Akibatnya, agen-agen dan struktur kewargaan bermunculan dan dilatari perilaku budaya asal daerahnya dengan konsekuensi adaptif atau benturan budaya(clash of culture). Dengan kata lain, sejarah kota manapun dengan tipe apapun berpotensi menjadi kumuh dan kemaruk.

Untuk itu, dalam upaya mengevaluasi perkembangan mutakhir sosiologi kota Manado, di bawah Pemkot dengan Walikota Andrei Angouw dan Wakil Walikota Richard Sualang II, Forum Pembaruan Kebangsaan(FPK) Manado dan diinisiasi oleh Ketua dan Sekretarisnya, Brian JW SH. dan Ir. Karyanti Antho Martham menyelenggarakan Rakor organisasi hari ini(8/8/24) di Hotel Formosa untuk menyerap aspirasi dan kontribusi dari berbagai elemen warga kota yang multikultur ini.

Atas permohonan panitia pelaksana, saya diminta untuk menjadi narasumber dengan mengajukan tema “Kajian Relasi Sosiologi Kota Multikulturalis” Manado sebagai upaya membeberkan literasi pengetahuan sosial-budaya publik.

Kajian agen, struktrur dan institusi(organisasi) sosiologi perkotaan pada topik Rakor FPK dari unsur pengurus utama, kecamatan dan lintas etnis, antara lain dianalisis dari teori Anthony Giddens(86), Will Kymlicka(66), Bhikhu Parekh(86) — ketiganya pakar sosiologi mutakhir dan multikulturalisme perkotaan — yang di antaranya mengemukakan empat dimensi agen dan struktur sosiologi multikulturalis: 1) egalitarialisme(equality vs equity), 2) Empowerment(pemberdayaan), 3) Creating Capabilities(Kemampuan-kemampuan terukur), 4) Empati atau Kerendahan hati(moderation/modesty).

Keempat dimensi memiliki beberapa faktor-faktor atau elemen determinan dukungan yang secara prinsipil terdiri atas hadirnya: rasa keadilan(justice & fairness), tanggung jawab(responsibility), kemandirian(independensi), kesejahteraan(social welfare), berkebudayaan(culture code) dan perwujudan “good governance & clean goverment”.

Akhirnya, dalam sambutannya, Walikota Andrei Angouw menekankan bahwa kegiatan Rakor FKM ini harus terus mengembangkan secara aktif komunikasi antar seluruh warga dari berbagai latar suku, agama dan profesi.
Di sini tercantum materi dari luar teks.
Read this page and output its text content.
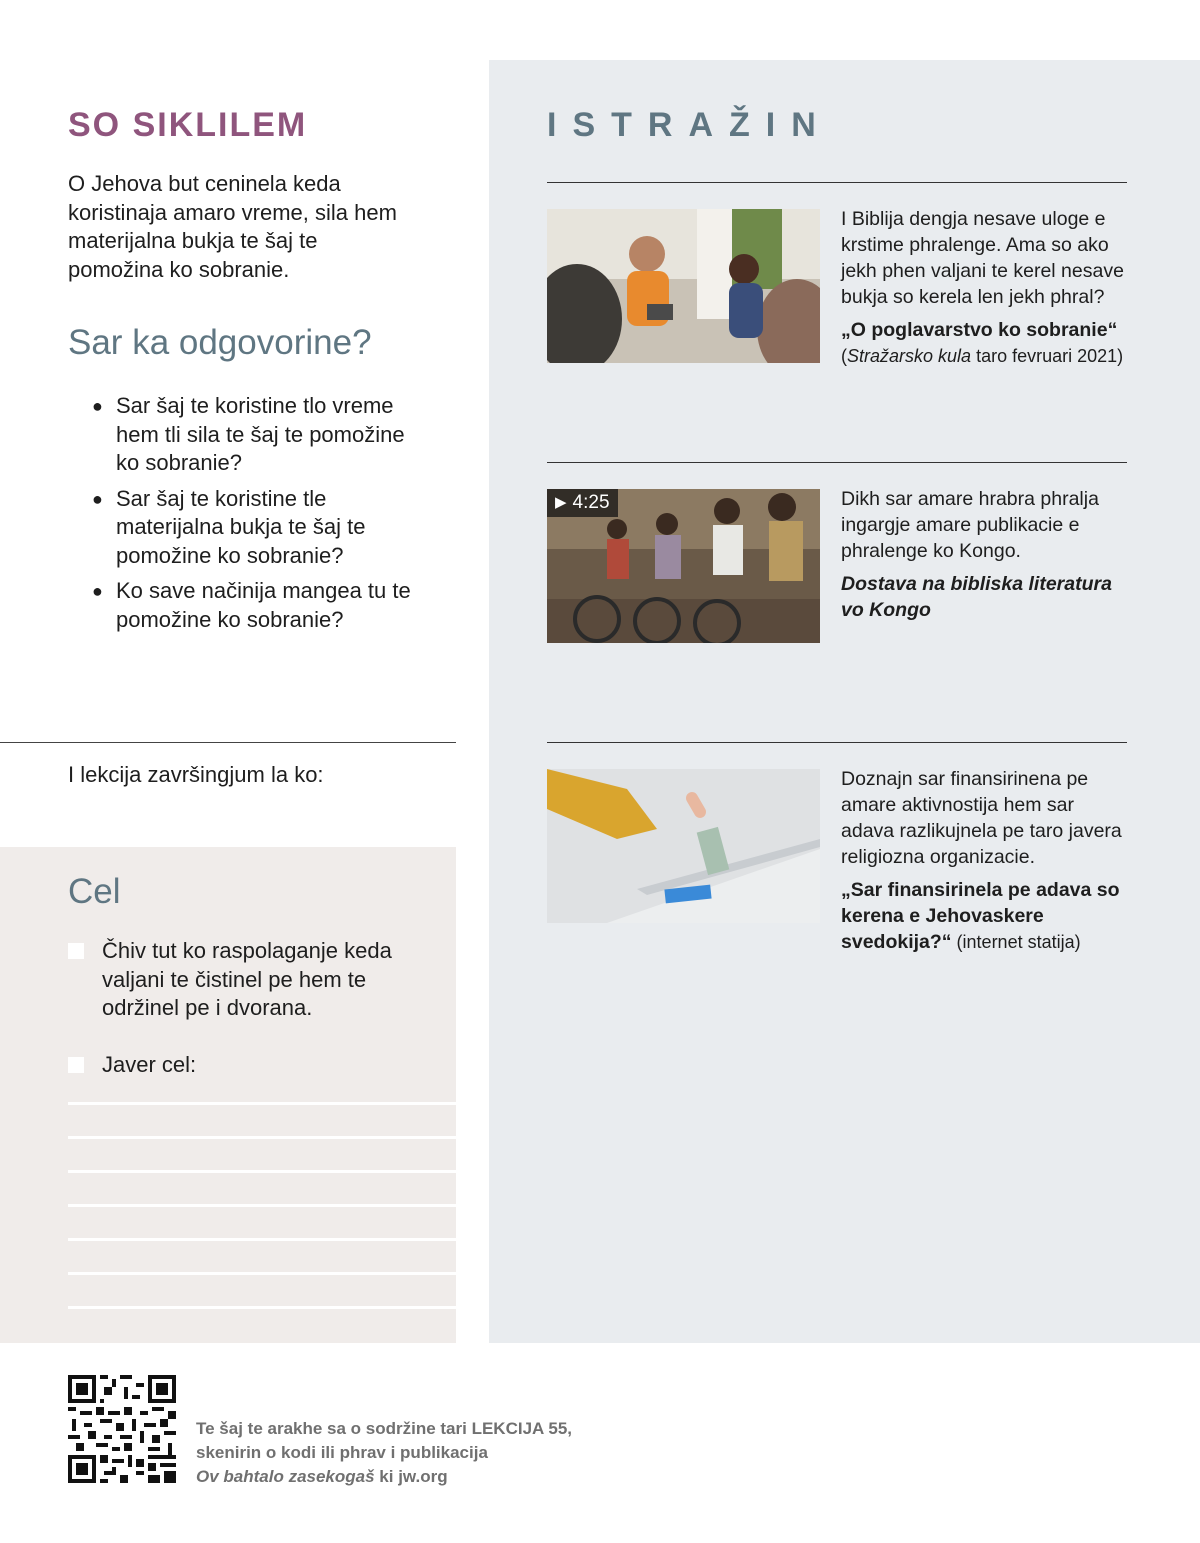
SO SIKLILEM

O Jehova but ceninela keda koristinaja amaro vreme, sila hem materijalna bukja te šaj te pomožina ko sobranie.

Sar ka odgovorine?
● Sar šaj te koristine tlo vreme hem tli sila te šaj te pomožine ko sobranie?
● Sar šaj te koristine tle materijalna bukja te šaj te pomožine ko sobranie?
● Ko save načinija mangea tu te pomožine ko sobranie?
I lekcija završingjum la ko:
Cel
Čhiv tut ko raspolaganje keda valjani te čistinel pe hem te održinel pe i dvorana.
Javer cel:
ISTRAŽIN
I Biblija dengja nesave uloge e krstime phralenge. Ama so ako jekh phen valjani te kerel nesave bukja so kerela len jekh phral?
„O poglavarstvo ko sobranie“
(Stražarsko kula taro fevruari 2021)
▶ 4:25	Dikh sar amare hrabra phralja ingargje amare publikacie e phralenge ko Kongo.
Dostava na bibliska literatura vo Kongo
Doznajn sar finansirinena pe amare aktivnostija hem sar adava razlikujnela pe taro javera religiozna organizacie.
„Sar finansirinela pe adava so kerena e Jehovaskere svedokija?“ (internet statija)
Te šaj te arakhe sa o sodržine tari LEKCIJA 55,
skenirin o kodi ili phrav i publikacija
Ov bahtalo zasekogaš ki jw.org
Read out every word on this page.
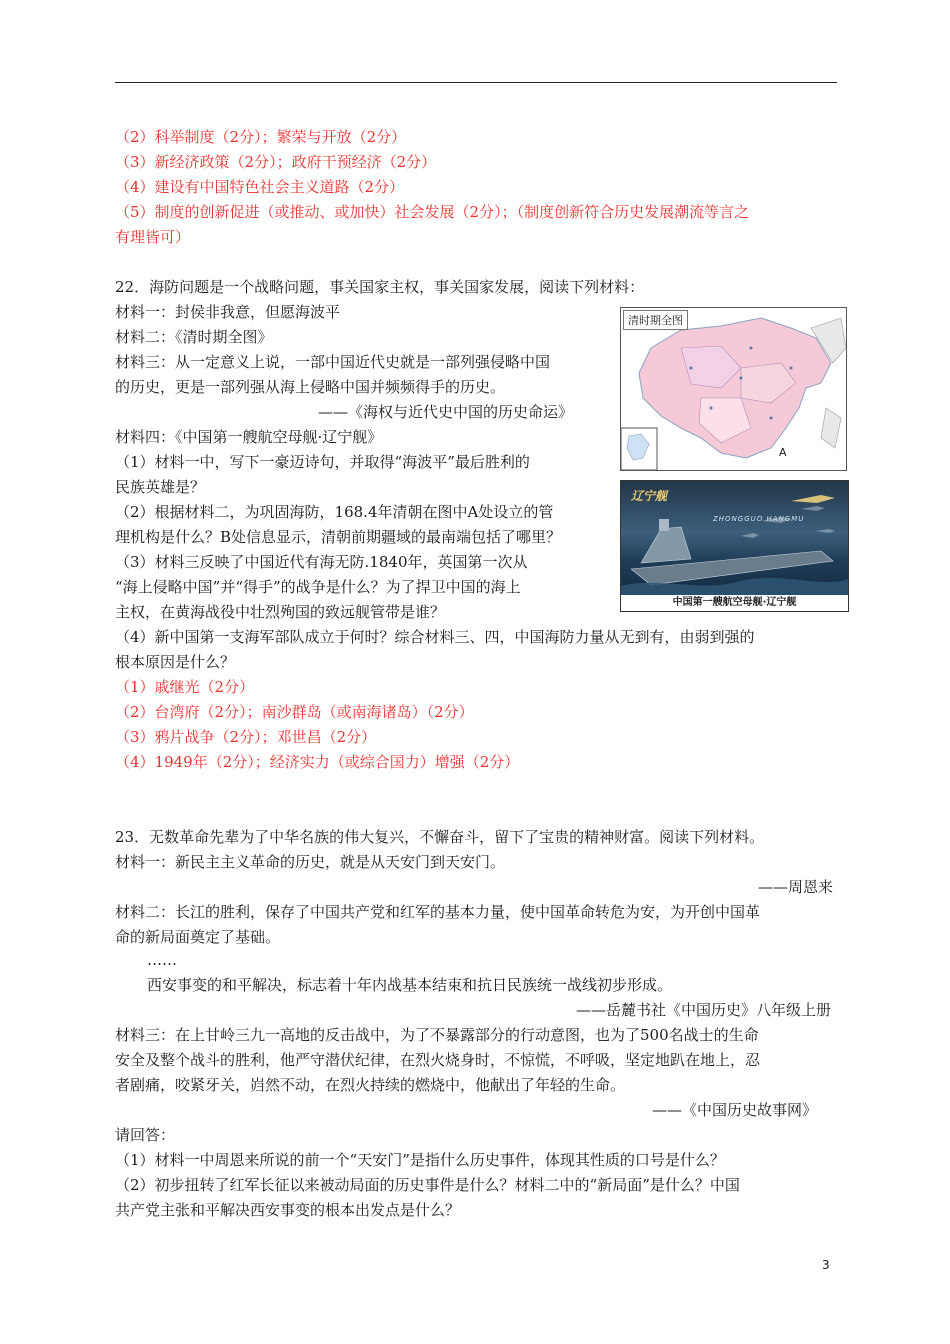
（2）科举制度（2分）；繁荣与开放（2分）
（3）新经济政策（2分）；政府干预经济（2分）
（4）建设有中国特色社会主义道路（2分）
（5）制度的创新促进（或推动、或加快）社会发展（2分）；（制度创新符合历史发展潮流等言之
有理皆可）
22．海防问题是一个战略问题，事关国家主权，事关国家发展，阅读下列材料：
材料一：封侯非我意，但愿海波平
材料二：《清时期全图》
材料三：从一定意义上说，一部中国近代史就是一部列强侵略中国
的历史，更是一部列强从海上侵略中国并频频得手的历史。
——《海权与近代史中国的历史命运》
材料四：《中国第一艘航空母舰·辽宁舰》
（1）材料一中，写下一豪迈诗句，并取得“海波平”最后胜利的
民族英雄是？
（2）根据材料二，为巩固海防，168.4年清朝在图中A处设立的管
理机构是什么？B处信息显示，清朝前期疆域的最南端包括了哪里？
（3）材料三反映了中国近代有海无防.1840年，英国第一次从
“海上侵略中国”并“得手”的战争是什么？为了捍卫中国的海上
主权，在黄海战役中壮烈殉国的致远舰管带是谁？
（4）新中国第一支海军部队成立于何时？综合材料三、四，中国海防力量从无到有，由弱到强的
根本原因是什么？
（1）戚继光（2分）
（2）台湾府（2分）；南沙群岛（或南海诸岛）（2分）
（3）鸦片战争（2分）；邓世昌（2分）
（4）1949年（2分）；经济实力（或综合国力）增强（2分）
清时期全图
A
辽宁舰
ZHONGGUO HANGMU
中国第一艘航空母舰·辽宁舰
23．无数革命先辈为了中华名族的伟大复兴，不懈奋斗，留下了宝贵的精神财富。阅读下列材料。
材料一：新民主主义革命的历史，就是从天安门到天安门。
——周恩来
材料二：长江的胜利，保存了中国共产党和红军的基本力量，使中国革命转危为安，为开创中国革
命的新局面奠定了基础。
……
西安事变的和平解决，标志着十年内战基本结束和抗日民族统一战线初步形成。
——岳麓书社《中国历史》八年级上册
材料三：在上甘岭三九一高地的反击战中，为了不暴露部分的行动意图，也为了500名战士的生命
安全及整个战斗的胜利，他严守潜伏纪律，在烈火烧身时，不惊慌，不呼吸，坚定地趴在地上，忍
者剧痛，咬紧牙关，岿然不动，在烈火持续的燃烧中，他献出了年轻的生命。
——《中国历史故事网》
请回答：
（1）材料一中周恩来所说的前一个“天安门”是指什么历史事件，体现其性质的口号是什么？
（2）初步扭转了红军长征以来被动局面的历史事件是什么？材料二中的“新局面”是什么？中国
共产党主张和平解决西安事变的根本出发点是什么？
3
Bukan “kase biar kong so jalan sandiri-sandiri. So ndak baku perduli.” Demikian pula, Wakil Walikota, dr. Richard Sualang II ikut memberikan pengarahan diawal acara. Sejatinya, institusi forum-forum di bawah Pemkot dan tentu didukung oleh APBD Pemkot harus lebih proaktif untuk memprakarsai aktivitas-aktivitas kemasyarakatan warga kota sesuai dengan tupoksinya. Dengan demikian, FPK akan hadir dan dikenal seluruh warga dalam kemajuan seluruh sektor pembangunan di kota Manado.